Wenn man dieses Spiel mitspielt, wo hört das dann auf? Als nächstes reicht es nicht mehr für ALG II-Empfängerinnen oder für Alleinerziehende oder für Menschen mit Handicap? Wenn man sich darauf einlässt, Zielgruppen auszuwählen, die man vom Schlitten schubst wenn die Wölfe kommen, wer sagt einem, daß man dann nicht selbst der Nächste ist?
Die DKP hat in ihrem Sofortprogramm 2016 bewußt formuliert, gemeinsam zu kämpfen. Das bedeutet auch, sich nicht in den vermeintlichen Gegensatz zwischen Bürgerinnen und Bürgern der BRD und MigrantInnen zwingen zu lassen und stattdessen dem Versuch der Spaltung die Solidarität entgegenzusetzen.
Denn, und da haben Sie recht, es fehlen bezahlbare Wohnungen, es fehlen Arbeitsplätze, die so bezahlt werden, daß man davon leben kann, es fehlt an allen Ecken und Enden. Erste Maßnahmen sind Aktionen wie die Forderung, Wohnraum der Spekulation zu entziehen und gegebenenfalls auch zu enteignen, um den Druck vom Wohnungsmarkt zu nehmen. Ein öffentliches Wohnungsbauprogramm wäre ein weiterer Schritt, finanziert aus der Reduzierung der Rüstungskosten.
Eine (Rück)überführung von Einrichtungen der Daseinsvorsorge in öffentliches Eigentum würde diese dem Ziel der Profitmaximierung im Interesse irgendwelcher Aktionäre entziehen. Somit könnten Leistungen verbilligt und die Teilhabe aller gewährleistet werden.

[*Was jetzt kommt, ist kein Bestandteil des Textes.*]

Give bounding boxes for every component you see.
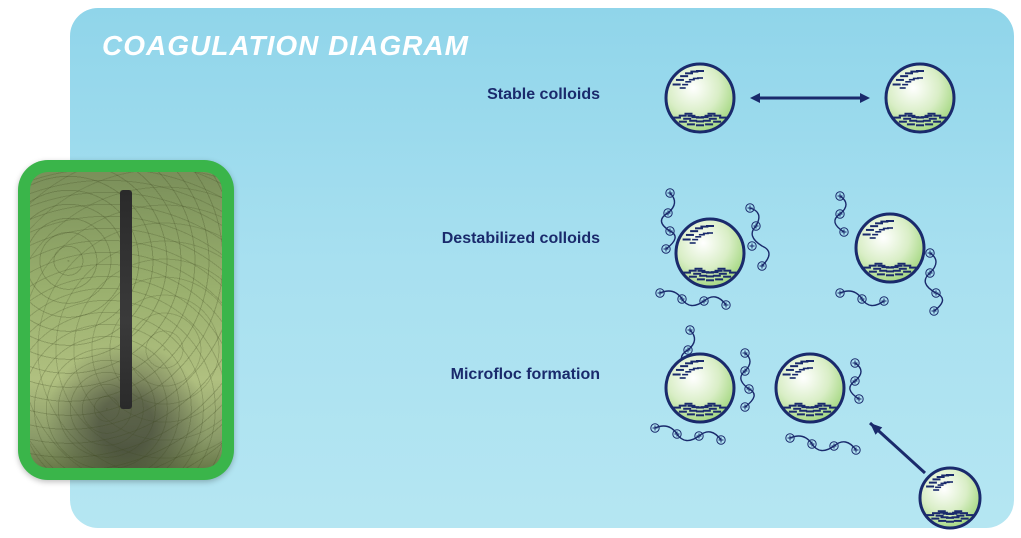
label-destabilized-colloids: Destabilized colloids <box>380 230 600 248</box>
diagram-title: COAGULATION DIAGRAM <box>102 30 469 62</box>
jar-test-photo <box>18 160 234 480</box>
diagram-area <box>630 58 1021 518</box>
jar-test-image <box>30 172 222 468</box>
label-stable-colloids: Stable colloids <box>380 86 600 104</box>
stage-2-svg <box>630 338 1021 538</box>
label-microfloc-formation: Microfloc formation <box>380 366 600 384</box>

Angemessene Besteuerung hoher Vermögen und Schließen von Steuerschlupflöchern, große Konzernunternehmen (google, facebook, amazon, etc.) überhaupt erst einmal angemessen zu besteuern würde den öffentlichen Haushalten ausreichend Spielraum für die nötigen Investitionen in Arbeit, Wohnen, Bildung und nicht zuletzt Pflege geben. Würden diese Investitionen tatsächlich getätigt könnten wir ausreichend Arbeitsplätze schaffen für alle, egal woher man kommt. Ob und in welchem Maß das umgesetzt werden kann hängt von unserer (und auch ihrer) Bereitschaft ab, darum zu kämpfen.